A la lumière de ces éléments historiques et conformément aux dispositions de l’article 6 du statut (TSSL), il est plausible d’admettre que les transactions commerciales engagées entre Charles Taylor, ses amis « africains » et ses partenaires commerciaux européens sont constitutives et qualifiables de complicités criminelles. L’article 6 prévoyait à ce titre : « Quiconque a planifié, incité à commettre, ordonné, commis ou de toute autre manière aidé et encouragé à planifier, préparer ou exécuter un crime visé aux articles 2 à 4 du présent Statut est individuellement responsable du crime ». Une importante bibliographie sierra-léonaise (rapport final de la Commission Vérité et Réconciliation), française (ouvrages de M. François Xavier Verschave, Noir silence et La Françafrique) et internationale (documents officiels des Nations Unies, d’organismes américain, suisse, britannique[3]) confirme la validité de ces rapprochements. 

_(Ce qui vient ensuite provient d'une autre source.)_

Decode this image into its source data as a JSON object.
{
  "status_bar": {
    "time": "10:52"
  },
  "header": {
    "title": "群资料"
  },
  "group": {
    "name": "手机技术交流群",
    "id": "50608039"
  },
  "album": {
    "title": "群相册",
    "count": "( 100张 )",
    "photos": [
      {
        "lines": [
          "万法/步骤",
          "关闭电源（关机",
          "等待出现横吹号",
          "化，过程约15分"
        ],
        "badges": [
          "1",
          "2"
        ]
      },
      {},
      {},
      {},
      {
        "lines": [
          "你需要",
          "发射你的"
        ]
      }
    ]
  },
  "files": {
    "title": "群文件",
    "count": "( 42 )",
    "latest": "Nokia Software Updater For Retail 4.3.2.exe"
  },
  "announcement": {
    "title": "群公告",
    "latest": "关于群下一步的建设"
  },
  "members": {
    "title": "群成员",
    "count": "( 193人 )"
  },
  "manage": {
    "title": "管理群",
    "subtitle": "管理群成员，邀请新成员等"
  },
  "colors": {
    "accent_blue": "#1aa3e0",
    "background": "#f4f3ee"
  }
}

Aujourd’hui, nulle autorité politique africaine ou européenne ne saurait invoquer la méconnaissance des faits criminels qui ont déchiré la Sierra Leone et le Libéria entre 1989 et 2003. Au cours de cette longue période, Charles Taylor, l’actuel chef d’État Libyen, Blaise Compaoré, ainsi que les multinationales leaders sur le marché du bois (Groupe français Bolloré) et des diamants (la société sud africaine De Beers) ont été reconnu par de nombreux activistes et ONG (Amnesty International, Human Rights Watch) comme les responsables directs ou indirects de la tragédie sierra-léonaise.  

Le lien criminel, économique et financier qui a lié ces personnalités, les multinationales européennes et les réseaux mafieux de Charles Taylor fût réaffirmé par les victimes de la guerre civile sierra-léonaise et les membres de la Commission Vérité et Réconciliation sierra-léonaise en 2005. Réunies en Sierra Leone, au mois de mars, les victimes de la guerre civile ont ouvertement décliné l’identité des personnalités et des dirigeants, dont la poursuite judiciaire était impérative[4].

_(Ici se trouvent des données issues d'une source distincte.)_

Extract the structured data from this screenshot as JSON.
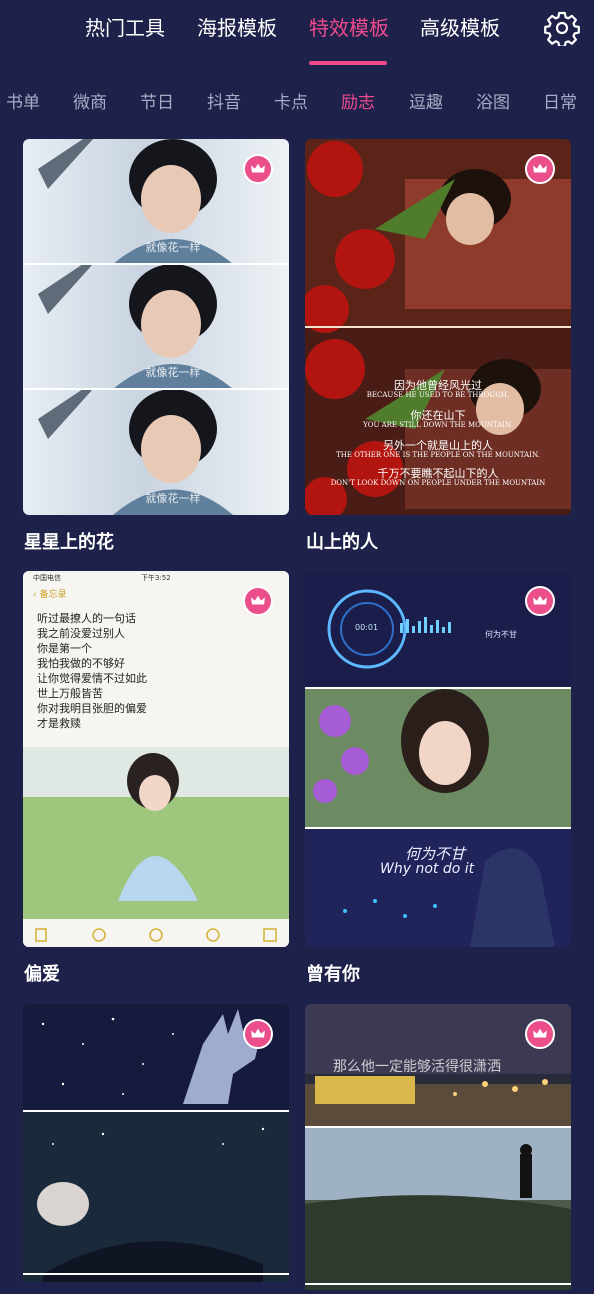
{
  "tabs": [
    {
      "label": "热门工具",
      "active": false
    },
    {
      "label": "海报模板",
      "active": false
    },
    {
      "label": "特效模板",
      "active": true
    },
    {
      "label": "高级模板",
      "active": false
    }
  ],
  "settings_icon": "gear-icon",
  "categories": [
    {
      "label": "书单",
      "active": false
    },
    {
      "label": "微商",
      "active": false
    },
    {
      "label": "节日",
      "active": false
    },
    {
      "label": "抖音",
      "active": false
    },
    {
      "label": "卡点",
      "active": false
    },
    {
      "label": "励志",
      "active": true
    },
    {
      "label": "逗趣",
      "active": false
    },
    {
      "label": "浴图",
      "active": false
    },
    {
      "label": "日常",
      "active": false
    }
  ],
  "templates": [
    {
      "title": "星星上的花",
      "badge": "crown-icon",
      "overlay": [
        "就像花一样",
        "就像花一样",
        "就像花一样"
      ]
    },
    {
      "title": "山上的人",
      "badge": "crown-icon",
      "overlay": [
        "因为他曾经风光过",
        "BECAUSE HE USED TO BE THROUGH.",
        "你还在山下",
        "YOU ARE STILL DOWN THE MOUNTAIN.",
        "另外一个就是山上的人",
        "THE OTHER ONE IS THE PEOPLE ON THE MOUNTAIN.",
        "千万不要瞧不起山下的人",
        "DON'T LOOK DOWN ON PEOPLE UNDER THE MOUNTAIN"
      ]
    },
    {
      "title": "偏爱",
      "badge": "crown-icon",
      "status": {
        "carrier": "中国电信",
        "time": "下午3:52"
      },
      "back": "备忘录",
      "note_lines": [
        "听过最撩人的一句话",
        "我之前没爱过别人",
        "你是第一个",
        "我怕我做的不够好",
        "让你觉得爱情不过如此",
        "世上万般皆苦",
        "你对我明目张胆的偏爱",
        "才是救赎"
      ]
    },
    {
      "title": "曾有你",
      "badge": "crown-icon",
      "player_time": "00:01",
      "small_caption": "何为不甘",
      "caption_cn": "何为不甘",
      "caption_en": "Why not do it"
    },
    {
      "title": "",
      "badge": "crown-icon"
    },
    {
      "title": "",
      "badge": "crown-icon",
      "caption": "那么他一定能够活得很潇洒"
    }
  ]
}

Face à ces indices et à ces éléments à charge, le Tribunal Spécial pour la Sierra Leone est resté sourd aux requêtes et aux pressions des groupes de défense des droits de l’Homme. Depuis 2003, la politique pénale du Tribunal spécial est restée identique et n’a connu aucune évolution. Charles Taylor reste le principal « dirigeant » poursuivi par le Tribunal international. Les 9 accusés (survivants) appartenant aux trois factions armées (FRU, CRFA, FCD) sont reconnus par la Commission Vérité et Réconciliation sierra-léonaise comme des « officiers de liaison » et des « commandants »[5]. 

L’absence de poursuites judiciaires contre les individus qui ont « incité à commettre, ordonné, commis ou de toute autre manière aidé et encouragé à planifier, préparer ou exécuter un crime visé aux articles 2 à 4 du présent Statut » s’explique sur la base de deux paramètres. L’un financier, l’autre politique.  

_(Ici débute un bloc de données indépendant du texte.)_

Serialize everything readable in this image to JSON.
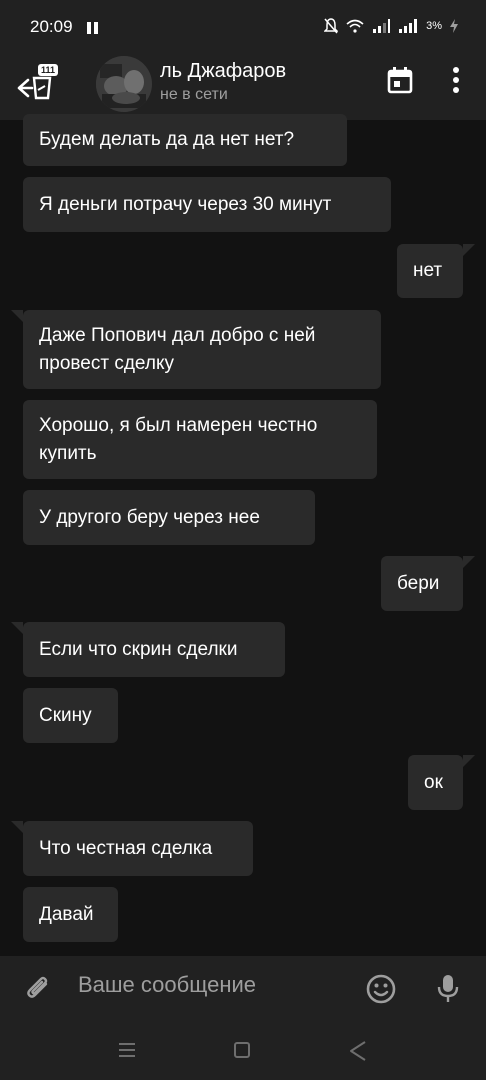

- D’abord, le Tribunal Spécial pour la Sierra Leone est actuellement dans l’incapacité absolue de prendre en charge tout nouveau procès impliquant des « inculpés supplémentaires ». Les difficultés financières de la juridiction internationale sont réelles et croissantes. En 2005, la stratégie de clôture des activités du Tribunal, prévue par M. Kofi Annan, faisait état de la nécessité de conduire les poursuites « sans retard » afin de conclure le processus en « 2007 »[6]. Á ce titre, le greffier du TSSL, Herman Von Hebel affirmait le 1er juin 2007 : « Pour l’instant nous avons de quoi fonctionner à peu près jusqu’à la fin du mois d’octobre. Il manque au moins 60 à 65 millions de dollars pour aller jusqu’en 2009 » (Le Figaro, 1er juin 2007). On peut ainsi s’interroger sur les voies par lesquelles le Tribunal spécial prendrait en charge de nouveaux procès avec un budget dont le solde serait négatif ou doté de sommes encore inexistantes. 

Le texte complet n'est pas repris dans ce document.